J’écris aujourd’hui, j’ai 21 ans. Les choses ont changé sans vraiment le faire. J’ai fini par être obligé à choisir entre le chômage et les études. Malgré mon anomie maladive, j’ai avancé de façon presque naturelle jusqu’à en finir avec celles-ci. Moi, le gosse inadapté, celui dont on pensait qu’il ne rentrerait pas dans les rangs, celui qui était déjà l’échec auquel on le destinait. Le problème n’aurait pas été de réussir avec succès, mais de me laisser contrôler, de les laisser m’avoir, de se laisser naïvement porter par la foule vers l’abattoir. Je me suis encore perdu avec tout ça...
Ah ouais, l’université. C’est drôle parce que ça ressemble beaucoup à l’école secondaire, sauf qu’ici les pions se croient encore plus intelligents qu’avant. On est l’élite, tu vois. Les futurs intellectuels de demain. Nous ne sommes ici que par notre intelligence et notre mérite et pas juste parce qu’on est des gros bourgeois. Regarde comme j’ai trimé, mon pote. J’ai niqué le monde en étant un échec. J’ai baisé la vie alors que je me touche dans ma chambre au lieu d’aller aux cours. Je suis une fraude du système et personne n’arrive à se l’avouer. Je suis la preuve par trois que tu peux être un moins que rien et finir au plus haut placé.

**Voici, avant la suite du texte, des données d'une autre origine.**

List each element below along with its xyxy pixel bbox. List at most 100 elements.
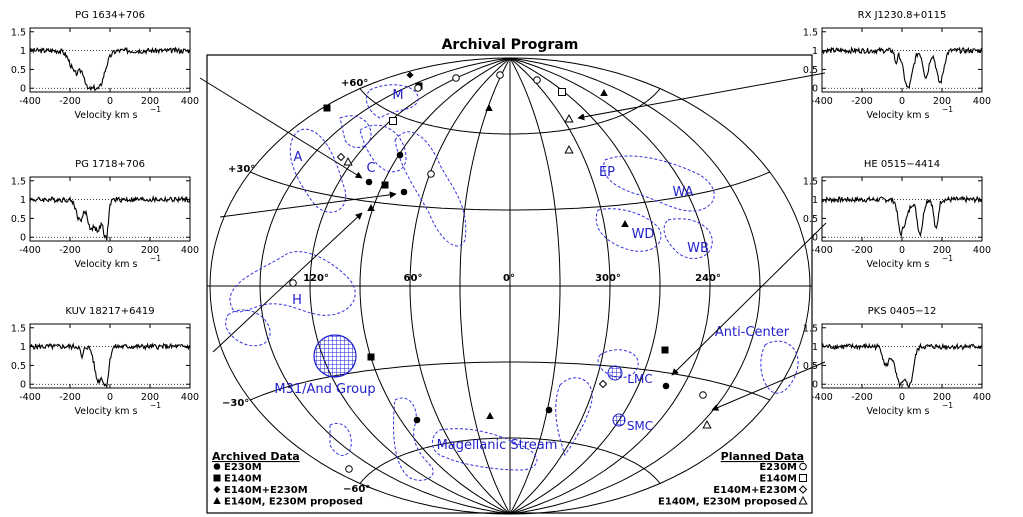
marker-open-triangle <box>798 495 808 505</box>
x-tick-label: 200 <box>933 245 951 256</box>
marker-filled-square <box>661 346 669 354</box>
y-tick-label: 0.5 <box>11 65 26 76</box>
connector-arrow <box>577 72 826 121</box>
x-axis-label: Velocity km s <box>866 406 929 417</box>
region-label: M31/And Group <box>274 382 375 397</box>
marker-filled-triangle <box>621 220 629 227</box>
marker-filled-square <box>381 181 389 189</box>
x-axis-label: Velocity km s <box>74 406 137 417</box>
y-tick-label: 0 <box>20 233 26 244</box>
x-tick-label: 400 <box>973 245 991 256</box>
spectrum-title: PG 1634+706 <box>75 10 145 21</box>
region-label: WA <box>672 185 693 200</box>
legend-planned-item: E230M <box>759 462 797 473</box>
marker-filled-circle <box>213 463 221 470</box>
y-tick-label: 1 <box>20 342 26 353</box>
legends: Archived DataE230ME140ME140M+E230ME140M,… <box>212 450 808 508</box>
hvc-region-outline <box>339 115 372 148</box>
region-label: C <box>366 161 375 176</box>
y-tick-label: 1 <box>812 46 818 57</box>
y-tick-label: 0 <box>812 233 818 244</box>
marker-open-circle <box>427 170 435 178</box>
x-axis-label-exponent: −1 <box>942 401 953 410</box>
smc-disk <box>612 413 626 427</box>
longitude-label: 120° <box>303 273 329 284</box>
latitude-label: +60° <box>341 78 368 89</box>
marker-open-diamond <box>598 379 608 389</box>
x-tick-label: 200 <box>933 392 951 403</box>
marker-filled-triangle <box>485 104 493 111</box>
y-tick-label: 0 <box>20 84 26 95</box>
x-tick-label: -200 <box>851 245 873 256</box>
hvc-region-outline <box>365 84 419 119</box>
marker-open-diamond <box>798 485 808 494</box>
x-tick-label: -200 <box>851 96 873 107</box>
marker-open-circle <box>496 71 504 79</box>
marker-open-circle <box>414 84 422 92</box>
marker-open-circle <box>699 391 707 399</box>
x-tick-label: 400 <box>181 392 199 403</box>
y-tick-label: 0.5 <box>803 361 818 372</box>
legend-archived-item: E140M+E230M <box>224 485 308 496</box>
marker-open-circle <box>452 74 460 82</box>
x-tick-label: 200 <box>933 96 951 107</box>
y-tick-label: 1.5 <box>11 27 26 38</box>
map-grid <box>207 57 812 515</box>
spectrum-frame <box>29 323 191 389</box>
marker-open-triangle <box>343 156 353 166</box>
y-tick-label: 0 <box>812 380 818 391</box>
region-label: WB <box>687 241 709 256</box>
connector-arrow <box>219 191 397 218</box>
y-tick-label: 1 <box>20 195 26 206</box>
spectrum-title: RX J1230.8+0115 <box>858 10 947 21</box>
x-tick-label: 0 <box>107 245 113 256</box>
x-tick-label: -200 <box>59 392 81 403</box>
marker-filled-circle <box>662 382 670 390</box>
x-tick-label: -200 <box>59 245 81 256</box>
lmc-disk <box>607 365 623 381</box>
parallel-line <box>250 171 770 211</box>
longitude-label: 300° <box>595 273 621 284</box>
hvc-region-outline <box>760 340 799 394</box>
longitude-label: 0° <box>503 273 515 284</box>
x-tick-label: 400 <box>973 96 991 107</box>
hvc-region-outline <box>392 397 434 481</box>
marker-open-square <box>389 117 397 125</box>
hvc-regions <box>225 84 799 481</box>
marker-filled-circle <box>400 188 408 196</box>
hvc-region-outline <box>359 124 407 173</box>
hvc-region-outline <box>225 309 271 347</box>
marker-filled-diamond <box>213 486 221 493</box>
longitude-label: 240° <box>695 273 721 284</box>
marker-open-square <box>558 88 566 96</box>
sky-map: +60° +30° −30° −60° 120° 60° 0° 300° 240° M A C EP WA… <box>199 57 827 515</box>
connector-arrow <box>199 77 363 179</box>
y-tick-label: 0.5 <box>803 65 818 76</box>
x-tick-label: -400 <box>19 96 41 107</box>
y-tick-label: 1.5 <box>803 27 818 38</box>
y-tick-label: 0 <box>20 380 26 391</box>
legend-archived-title: Archived Data <box>212 450 300 463</box>
hvc-region-outline <box>394 131 467 247</box>
hvc-region-outline <box>597 349 639 378</box>
marker-filled-triangle <box>367 204 375 211</box>
y-tick-label: 0.5 <box>11 214 26 225</box>
marker-filled-circle <box>365 178 373 186</box>
x-tick-label: -400 <box>811 392 833 403</box>
x-tick-label: -400 <box>811 245 833 256</box>
spectrum-title: KUV 18217+6419 <box>65 306 154 317</box>
spectrum-frame <box>821 27 983 93</box>
region-label: Magellanic Stream <box>437 438 558 453</box>
x-tick-label: 400 <box>181 96 199 107</box>
marker-open-circle <box>799 462 807 471</box>
x-tick-label: 400 <box>973 392 991 403</box>
marker-filled-diamond <box>406 71 414 79</box>
x-tick-label: 0 <box>899 245 905 256</box>
spectrum-title: HE 0515−4414 <box>864 159 940 170</box>
spectrum-frame <box>29 27 191 93</box>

Tu la vois ma souffrance, mon amertume. Je pourrais être encore plus que ce que je ne suis, mais à la place je me bouffe ma sale fragilité à chaque heure qui avance, à la place je prends un vent d’angoisse chaque fois que je tente de sortir de moi-même. Et ça m’apporte quoi, hein ? C’est très simple, ça m’apporte des diplômes. Ça m’apporte de la réussite sur un plateau parce que je suis né plus intelligent, plus blanc et plus viril que toi. Tu peux me jalouser, c’est vrai que les normes habituelles s’appliquent pas à ma personne. Et tu vois ça, c’est en ayant été personne pendant toute ma vie, en me faufilant comme un cafard. J’enferme aucune haine, aucune rancœur envers d’autre personne que moi et c’est bien votre problème si je me reconnais trop en toi.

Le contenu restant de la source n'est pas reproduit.